When figuring out how to write a speech, the essay form can offer a good foundation for the process. Just like essays, all speeches have three main sections: the introduction, the body, and the conclusion.
However, unlike essays, speeches must be written to be heard as opposed to being read. You need to write a speech in a way that keeps the attention of an audience and helps paint a mental image at the same time. This means that your speech should contain some color, drama, or humor. It should have “flair.” Make your speech memorable by using attention-grabbing anecdotes and examples.
Determine the Type of Speech You're Writing
Since there are different types of speeches, your attention-grabbing techniques should fit the speech type.
Informative and instructional speeches inform your audience about a topic, event, or area of knowledge. This can be a how-to on podcasting for teens or a historical report on the Underground Railroad. It also can relate to health and beauty, such as "How to Shape Perfect Eyebrows," or hobby-related, such as "Make a Great Bag Out of Old Clothing."
Persuasive speeches attempt to convince or persuade the audience to join one side of an argument. You might write a speech about a life choice, such as, "Abstinence Can Save Your Life," or getting involved in the community, such as "The Benefits of Volunteering."
Entertaining speeches entertain your audience, and topics may not practical. Your speech topic could be something like, "Life Is Like a Dirty Dorm," or "Can Potato Peels Predict the Future?"
Special occasion speeches entertain or inform your audience, like graduation speeches and toasts at celebrations.
Explore the different types of speeches and decide what speech type fits your assignment.
Craft a Creative Speech Introduction
/ Grace Fleming
The introduction of the informative speech should contain an attention-grabber, followed by a statement about your topic. It should end with a strong transition into your body section.
As an example, consider a template for an informative speech called "African-American Heroines." The length of your speech will depend on the amount of time you have been allotted to speak.
The red section of the speech in the graphic provides the attention-grabber. It makes audience members think about what life would be like without civil rights. The last sentence states directly the purpose of the speech and leads into the speech body, which provides more details.
Determine the Flow of the Body of the Speech
/ Grace Fleming
The body of your speech can be organized in a number of ways, depending on your topic. Suggested organization patterns include:
- Chronological: Provides the order of events in time;
- Spatial: Gives an overview of physical arrangement or design;
- Topical: Presents information one subject at a time;
- Causal: Shows cause-and-effect pattern.
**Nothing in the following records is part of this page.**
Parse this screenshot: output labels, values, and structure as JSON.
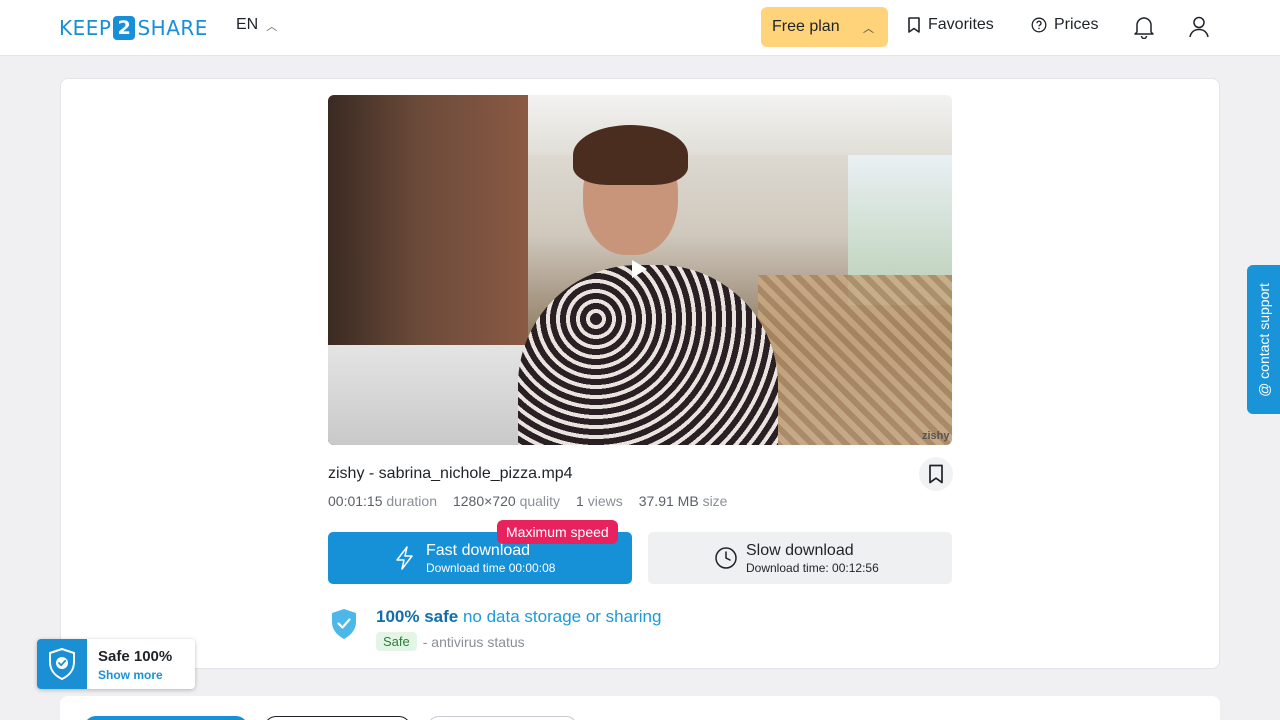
{
  "header": {
    "logo": {
      "left": "KEEP",
      "mid": "2",
      "right": "SHARE"
    },
    "lang": "EN",
    "plan_label": "Free plan",
    "favorites_label": "Favorites",
    "prices_label": "Prices"
  },
  "file": {
    "title": "zishy - sabrina_nichole_pizza.mp4",
    "duration_value": "00:01:15",
    "duration_label": "duration",
    "quality_value": "1280×720",
    "quality_label": "quality",
    "views_value": "1",
    "views_label": "views",
    "size_value": "37.91 MB",
    "size_label": "size",
    "watermark": "zishy"
  },
  "download": {
    "badge": "Maximum speed",
    "fast_label": "Fast download",
    "fast_time": "Download time 00:00:08",
    "slow_label": "Slow download",
    "slow_time": "Download time: 00:12:56"
  },
  "safety": {
    "strong": "100% safe",
    "light": "no data storage or sharing",
    "tag": "Safe",
    "status": "- antivirus status"
  },
  "support_label": "@ contact support",
  "safe_widget": {
    "title": "Safe 100%",
    "link": "Show more"
  },
  "colors": {
    "accent": "#1691d8",
    "plan": "#ffd37a",
    "badge": "#e8215f"
  }
}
The speech pattern illustrated in the image in this slide is topical. The body is divided into sections that address different people (different topics). Speeches typically include three sections (topics) in the body. This speech would continue with a third section about Susie King Taylor.
Writing a Memorable Speech Conclusion
/ Grace Fleming
The conclusion of your speech should restate the main points you covered in your speech and end with a memorable statement. In the sample in this graphic, the red section restates the overall message you wanted to convey: that the three women you've mentioned had strength and courage, despite the odds they faced.
The quote is an attention-grabber since it is written in colorful language. The blue section ties the entire speech together with a small twist.
Address These Key Objectives
Whatever type of speech you decide to write, find ways to make your words memorable. Those elements include:
- Clever quotes
- Amusing stories with a purpose
- Meaningful transitions
- A good ending
The structure of how to write your speech is just the start. You'll also need to finesse the speech a bit. Start by paying attention to your audience and their interests. Write the words you'll speak with passion and enthusiasm, but you also want your listeners to share that enthusiasm. When writing your attention-grabbing statements, make sure you are writing what will get their attention, not just yours.
Study Famous Speeches
Gain inspiration from others' speeches. Read famous speeches and look at the way they are constructed. Find things that stand out and figure out what makes it interesting. Oftentimes, speechwriters use rhetorical devices to make certain points easy to remember and to emphasize them.
Get to the Point Quickly
Remember to begin and end your speech with something that will gain and hold the attention of your audience. If you spend too much time getting into your speech, people will zone out or start checking their phones. If you get them interested immediately, they will be more likely to stick with you until the end.
Keep It Conversational
How you deliver the speech is also important. When you give the speech, think about the tone you should use, and be sure to write the speech in the same flow that you'd use in conversations. A great way to check this flow is to practice reading it out loud. If you stumble while reading or it feels monotone, look for ways to jazz up the words and improve the flow.